Lochaber enjoys pastures and woods, does not lack veins of iron, is not particularly fertile for corn, but yields to scarcely any in fish-bearing lochs and rivers. On Loch Lochy Inverlochy was strengthened with a fort and once had great fame for the number of its merchants. But it was razed in the piratical wars of the Danes and Norwegians and has now for many centuries lain so neglected that scarcely any aspect of it is left entire. This is hinted at by the verses which I have just quoted. (1)

Lochaber had no earls of whom I have read, but about A.D. 1050 it had as Thane the famous Banquo, whom the bastard Macbeth, having seized the throne with slaughter and blood, had in fear and suspicion removed from circulation, because he had learned from the prophecy of some witches that his own line would become extinct and Banquo’s posterity would some day gain the throne and rule with a long series of kings. This certainly did not lack credibility: for Banquo’s son Fleance escaped the ambush unrecognised in the darkness and escaped to Wales, where he hid for some time; he married Nesta, daughter of Griffith ap Llewellyn Prince of North Wales, and had a son Walter. He returned to Scotland, and crushed a rebellion of the islanders with such praise of his bravery and administered the royal revenues in this area with such prudence, that the King appointed him Seneschal or Quaestor (Stewart in the vernacular) of the whole kingdom of Scotland. Hence this name of the office was attached as a surname to his descendants, who spread all over Scotland with a numerous noble line and for long flourished, laden with honours. From them more than three hundred and thirty years ago Robert Stewart ascended the throne of Scotland through his mother Marjory, daughter of King Robert Bruce; and recently James Stewart, sixth King of Scots of that name, to the applause of the whole world ascended the highest summit of the British Monarchy through his great-grandmother Margaret, daughter of Henry VII (as destined by the divine wish of the supreme ruler).

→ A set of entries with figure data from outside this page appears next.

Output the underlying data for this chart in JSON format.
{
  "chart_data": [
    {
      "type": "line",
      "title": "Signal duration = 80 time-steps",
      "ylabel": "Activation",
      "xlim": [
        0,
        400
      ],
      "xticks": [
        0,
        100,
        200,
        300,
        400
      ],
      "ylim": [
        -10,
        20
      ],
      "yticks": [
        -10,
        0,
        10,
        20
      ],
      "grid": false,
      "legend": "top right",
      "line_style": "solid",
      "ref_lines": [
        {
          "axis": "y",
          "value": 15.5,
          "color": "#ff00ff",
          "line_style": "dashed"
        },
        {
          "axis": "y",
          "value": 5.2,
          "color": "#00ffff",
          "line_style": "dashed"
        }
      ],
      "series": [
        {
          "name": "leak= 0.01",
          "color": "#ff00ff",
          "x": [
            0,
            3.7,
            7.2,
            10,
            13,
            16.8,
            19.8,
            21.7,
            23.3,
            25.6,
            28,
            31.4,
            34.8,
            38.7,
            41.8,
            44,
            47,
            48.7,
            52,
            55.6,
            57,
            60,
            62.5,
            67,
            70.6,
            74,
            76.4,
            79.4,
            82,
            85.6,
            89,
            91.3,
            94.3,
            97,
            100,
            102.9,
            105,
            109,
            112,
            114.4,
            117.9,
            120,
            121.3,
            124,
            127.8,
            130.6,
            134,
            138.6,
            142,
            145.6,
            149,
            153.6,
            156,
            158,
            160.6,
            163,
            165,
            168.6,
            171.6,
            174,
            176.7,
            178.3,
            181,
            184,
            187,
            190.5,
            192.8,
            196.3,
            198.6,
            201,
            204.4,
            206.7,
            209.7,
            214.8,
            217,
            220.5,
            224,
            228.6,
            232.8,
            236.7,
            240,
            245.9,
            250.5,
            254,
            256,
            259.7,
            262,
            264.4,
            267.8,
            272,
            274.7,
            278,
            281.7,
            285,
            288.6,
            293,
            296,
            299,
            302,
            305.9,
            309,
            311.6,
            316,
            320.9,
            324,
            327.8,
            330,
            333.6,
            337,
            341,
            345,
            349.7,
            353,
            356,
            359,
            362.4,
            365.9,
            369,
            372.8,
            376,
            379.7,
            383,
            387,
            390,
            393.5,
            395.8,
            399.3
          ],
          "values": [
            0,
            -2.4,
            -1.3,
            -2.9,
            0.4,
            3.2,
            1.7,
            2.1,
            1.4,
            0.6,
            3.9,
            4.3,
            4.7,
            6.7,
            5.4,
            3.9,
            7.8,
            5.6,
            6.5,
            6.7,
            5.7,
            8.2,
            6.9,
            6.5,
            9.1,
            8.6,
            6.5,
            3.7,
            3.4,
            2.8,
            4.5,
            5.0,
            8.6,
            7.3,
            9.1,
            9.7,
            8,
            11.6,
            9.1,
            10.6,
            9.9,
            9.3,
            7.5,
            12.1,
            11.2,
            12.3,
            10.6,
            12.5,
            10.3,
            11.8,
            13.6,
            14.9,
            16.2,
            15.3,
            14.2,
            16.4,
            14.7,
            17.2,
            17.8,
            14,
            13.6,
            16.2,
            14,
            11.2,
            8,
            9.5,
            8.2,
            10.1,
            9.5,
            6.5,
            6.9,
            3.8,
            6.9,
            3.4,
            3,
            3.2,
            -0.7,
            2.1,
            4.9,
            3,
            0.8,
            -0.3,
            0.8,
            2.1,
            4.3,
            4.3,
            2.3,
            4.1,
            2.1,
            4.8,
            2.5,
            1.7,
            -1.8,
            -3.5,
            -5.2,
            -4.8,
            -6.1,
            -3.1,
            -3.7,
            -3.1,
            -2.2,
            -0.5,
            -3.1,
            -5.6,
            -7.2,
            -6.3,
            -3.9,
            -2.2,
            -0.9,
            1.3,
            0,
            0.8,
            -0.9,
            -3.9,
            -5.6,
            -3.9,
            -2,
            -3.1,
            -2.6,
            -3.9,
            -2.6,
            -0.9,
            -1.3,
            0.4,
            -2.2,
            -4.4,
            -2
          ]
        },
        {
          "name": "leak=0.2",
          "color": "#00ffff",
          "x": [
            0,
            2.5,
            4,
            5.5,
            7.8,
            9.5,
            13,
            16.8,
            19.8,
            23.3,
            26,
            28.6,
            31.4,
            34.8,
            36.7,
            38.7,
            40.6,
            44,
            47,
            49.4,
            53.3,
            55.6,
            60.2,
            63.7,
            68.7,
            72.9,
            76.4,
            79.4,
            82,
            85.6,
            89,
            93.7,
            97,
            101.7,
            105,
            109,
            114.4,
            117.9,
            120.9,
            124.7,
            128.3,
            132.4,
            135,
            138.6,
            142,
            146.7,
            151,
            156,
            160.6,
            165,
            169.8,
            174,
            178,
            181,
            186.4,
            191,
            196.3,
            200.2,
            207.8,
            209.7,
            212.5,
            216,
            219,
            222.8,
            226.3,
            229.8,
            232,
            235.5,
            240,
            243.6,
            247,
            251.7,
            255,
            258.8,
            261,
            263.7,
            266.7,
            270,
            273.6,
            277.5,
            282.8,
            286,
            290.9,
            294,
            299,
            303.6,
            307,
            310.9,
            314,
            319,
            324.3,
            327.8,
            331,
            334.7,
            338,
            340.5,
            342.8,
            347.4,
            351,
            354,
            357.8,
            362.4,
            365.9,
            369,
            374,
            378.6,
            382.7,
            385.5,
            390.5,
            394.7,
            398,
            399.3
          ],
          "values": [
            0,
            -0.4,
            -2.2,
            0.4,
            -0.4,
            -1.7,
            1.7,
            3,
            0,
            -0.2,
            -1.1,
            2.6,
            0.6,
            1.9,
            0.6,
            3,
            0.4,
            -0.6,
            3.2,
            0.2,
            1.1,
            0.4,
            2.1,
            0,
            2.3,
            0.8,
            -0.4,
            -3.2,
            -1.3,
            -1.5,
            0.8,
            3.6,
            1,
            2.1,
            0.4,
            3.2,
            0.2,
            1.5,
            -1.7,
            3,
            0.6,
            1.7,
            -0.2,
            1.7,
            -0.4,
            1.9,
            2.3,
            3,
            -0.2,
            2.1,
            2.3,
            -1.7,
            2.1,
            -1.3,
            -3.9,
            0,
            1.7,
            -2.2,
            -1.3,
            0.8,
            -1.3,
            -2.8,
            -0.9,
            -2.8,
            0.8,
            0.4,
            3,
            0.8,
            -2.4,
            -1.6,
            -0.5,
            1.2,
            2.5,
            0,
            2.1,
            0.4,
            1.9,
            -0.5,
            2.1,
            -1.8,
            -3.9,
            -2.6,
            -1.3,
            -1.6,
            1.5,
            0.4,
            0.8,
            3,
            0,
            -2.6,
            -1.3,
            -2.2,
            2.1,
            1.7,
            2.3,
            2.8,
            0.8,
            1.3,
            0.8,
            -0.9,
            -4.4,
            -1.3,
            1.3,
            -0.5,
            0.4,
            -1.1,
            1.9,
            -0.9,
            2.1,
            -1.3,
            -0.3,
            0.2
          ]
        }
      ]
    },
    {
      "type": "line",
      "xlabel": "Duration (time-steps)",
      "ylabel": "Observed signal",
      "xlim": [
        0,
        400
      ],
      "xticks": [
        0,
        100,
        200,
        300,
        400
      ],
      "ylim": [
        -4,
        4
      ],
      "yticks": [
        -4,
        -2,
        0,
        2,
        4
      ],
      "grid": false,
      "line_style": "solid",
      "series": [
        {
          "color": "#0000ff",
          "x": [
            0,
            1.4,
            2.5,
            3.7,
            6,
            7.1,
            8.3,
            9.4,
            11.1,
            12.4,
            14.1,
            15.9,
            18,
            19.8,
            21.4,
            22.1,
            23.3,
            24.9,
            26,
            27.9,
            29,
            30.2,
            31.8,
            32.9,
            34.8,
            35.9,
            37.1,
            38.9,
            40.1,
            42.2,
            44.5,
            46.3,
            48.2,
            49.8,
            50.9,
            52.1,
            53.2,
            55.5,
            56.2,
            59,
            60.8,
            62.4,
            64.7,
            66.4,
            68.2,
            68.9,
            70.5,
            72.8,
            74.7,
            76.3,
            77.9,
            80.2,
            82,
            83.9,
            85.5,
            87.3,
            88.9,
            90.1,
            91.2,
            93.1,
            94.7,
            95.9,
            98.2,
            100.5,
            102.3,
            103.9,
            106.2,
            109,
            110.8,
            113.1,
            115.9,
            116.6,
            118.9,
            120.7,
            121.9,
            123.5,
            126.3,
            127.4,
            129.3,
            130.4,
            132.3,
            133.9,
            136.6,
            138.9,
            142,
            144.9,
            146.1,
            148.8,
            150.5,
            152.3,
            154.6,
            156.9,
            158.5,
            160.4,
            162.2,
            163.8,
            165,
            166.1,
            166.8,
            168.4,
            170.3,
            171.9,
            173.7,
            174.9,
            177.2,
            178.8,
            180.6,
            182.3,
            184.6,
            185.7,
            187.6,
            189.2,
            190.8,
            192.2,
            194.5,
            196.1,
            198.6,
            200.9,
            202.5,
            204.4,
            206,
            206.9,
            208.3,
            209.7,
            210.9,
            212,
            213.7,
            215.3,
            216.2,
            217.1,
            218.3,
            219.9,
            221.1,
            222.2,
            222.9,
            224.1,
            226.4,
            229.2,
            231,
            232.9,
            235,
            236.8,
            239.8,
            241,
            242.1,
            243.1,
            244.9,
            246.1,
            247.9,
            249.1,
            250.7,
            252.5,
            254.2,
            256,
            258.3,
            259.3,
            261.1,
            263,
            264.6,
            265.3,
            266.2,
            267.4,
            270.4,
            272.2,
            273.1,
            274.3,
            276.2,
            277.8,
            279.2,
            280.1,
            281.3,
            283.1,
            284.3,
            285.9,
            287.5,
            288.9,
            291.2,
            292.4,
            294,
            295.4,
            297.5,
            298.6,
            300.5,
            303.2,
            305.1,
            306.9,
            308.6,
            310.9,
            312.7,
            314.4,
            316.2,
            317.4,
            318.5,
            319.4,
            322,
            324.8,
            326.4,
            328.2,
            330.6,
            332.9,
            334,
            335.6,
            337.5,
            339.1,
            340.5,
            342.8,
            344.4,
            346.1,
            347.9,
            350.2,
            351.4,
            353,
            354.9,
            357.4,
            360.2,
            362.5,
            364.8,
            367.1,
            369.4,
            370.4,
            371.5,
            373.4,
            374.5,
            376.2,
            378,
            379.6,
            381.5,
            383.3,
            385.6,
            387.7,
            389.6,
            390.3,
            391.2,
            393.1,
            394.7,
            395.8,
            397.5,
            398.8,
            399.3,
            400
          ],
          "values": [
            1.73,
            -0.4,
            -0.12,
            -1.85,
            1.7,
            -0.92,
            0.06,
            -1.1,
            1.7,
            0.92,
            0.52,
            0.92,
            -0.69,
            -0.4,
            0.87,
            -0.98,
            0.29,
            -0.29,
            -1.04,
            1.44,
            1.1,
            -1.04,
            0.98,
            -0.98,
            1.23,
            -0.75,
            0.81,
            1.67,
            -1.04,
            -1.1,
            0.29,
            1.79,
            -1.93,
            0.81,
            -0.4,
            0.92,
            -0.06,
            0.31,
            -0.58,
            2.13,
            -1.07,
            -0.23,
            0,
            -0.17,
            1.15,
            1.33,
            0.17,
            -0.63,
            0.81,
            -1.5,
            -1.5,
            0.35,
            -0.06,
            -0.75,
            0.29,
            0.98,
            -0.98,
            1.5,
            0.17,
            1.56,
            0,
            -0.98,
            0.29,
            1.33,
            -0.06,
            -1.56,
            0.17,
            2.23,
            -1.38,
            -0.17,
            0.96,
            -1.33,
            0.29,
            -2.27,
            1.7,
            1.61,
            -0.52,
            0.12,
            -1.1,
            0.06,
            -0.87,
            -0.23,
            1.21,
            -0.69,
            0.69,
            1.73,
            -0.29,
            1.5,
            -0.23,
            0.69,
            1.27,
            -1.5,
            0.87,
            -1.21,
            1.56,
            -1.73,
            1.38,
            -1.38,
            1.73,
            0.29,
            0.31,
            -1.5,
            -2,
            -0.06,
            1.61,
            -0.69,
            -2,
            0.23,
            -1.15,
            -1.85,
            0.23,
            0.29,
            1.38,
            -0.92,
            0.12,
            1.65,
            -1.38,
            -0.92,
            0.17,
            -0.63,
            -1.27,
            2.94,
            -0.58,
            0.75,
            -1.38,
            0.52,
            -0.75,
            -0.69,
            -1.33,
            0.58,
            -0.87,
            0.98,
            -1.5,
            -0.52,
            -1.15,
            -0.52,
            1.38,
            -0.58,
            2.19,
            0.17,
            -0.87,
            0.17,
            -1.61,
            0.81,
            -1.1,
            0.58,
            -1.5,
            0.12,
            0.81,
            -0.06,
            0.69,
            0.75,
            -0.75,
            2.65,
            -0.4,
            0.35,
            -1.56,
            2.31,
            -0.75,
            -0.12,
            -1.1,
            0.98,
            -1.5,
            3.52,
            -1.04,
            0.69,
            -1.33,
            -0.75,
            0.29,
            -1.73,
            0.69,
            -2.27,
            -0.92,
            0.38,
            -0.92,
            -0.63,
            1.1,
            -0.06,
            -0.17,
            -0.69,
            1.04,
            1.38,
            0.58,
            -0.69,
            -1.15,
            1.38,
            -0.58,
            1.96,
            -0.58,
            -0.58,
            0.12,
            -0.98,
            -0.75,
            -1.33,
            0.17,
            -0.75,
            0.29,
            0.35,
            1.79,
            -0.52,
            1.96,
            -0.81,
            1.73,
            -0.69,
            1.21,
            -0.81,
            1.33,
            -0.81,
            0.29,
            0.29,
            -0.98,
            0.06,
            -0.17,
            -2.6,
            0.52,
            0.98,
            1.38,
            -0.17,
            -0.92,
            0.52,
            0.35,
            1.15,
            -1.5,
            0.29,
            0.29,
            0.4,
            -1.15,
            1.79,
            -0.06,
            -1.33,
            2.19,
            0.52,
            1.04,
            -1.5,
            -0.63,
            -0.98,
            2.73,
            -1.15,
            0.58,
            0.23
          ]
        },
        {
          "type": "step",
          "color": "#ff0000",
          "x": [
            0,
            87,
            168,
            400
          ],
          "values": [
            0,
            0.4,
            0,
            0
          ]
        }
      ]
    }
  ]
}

FROM CAMDEN (Section Note)

Lorne, productive of excellent barley, has on a large loch, called Linnhe, a castle Bergonium, in which there was once a court of justice, and not far away Dunstaffnage, that is Stephen’s Mount, formerly a residence of kings; north of it Loch Aber infiltrates so far from the western sea into the land that it would have flowed into Loch Ness, which comes out into the eastern ocean, if the mountains, interposed in a narrow space, had not separated them. Here the most famous place is Tarbert on Loch Kilkerran, where by Parliamentary authority James IV established a Justiciar and Sheriff, to administer the law for the inhabitants of the southern islands. These regions, and those beyond, were in A.D. 605 held by the Picts; Bede calls them the Northern Picts, when he relates that in that year Columba, ‘a priest and abbot notable for his monastic habit and life’, came from Ireland to Britain in order to convert to Christianity those who ‘were separated by high and rough mountain ridges from the southern regions of the Picts’, and that they had ceded to him as a reward the island of Hij, now I-Combkill, which lies off-shore; it will be described in the proper place. The Lords of Lorne in later times were Stewarts, today however through their female heir they are the Earls of Argyll, who always prefer this as their title of honour. ADDITION. And their eldest sons are called Lords of Lorne.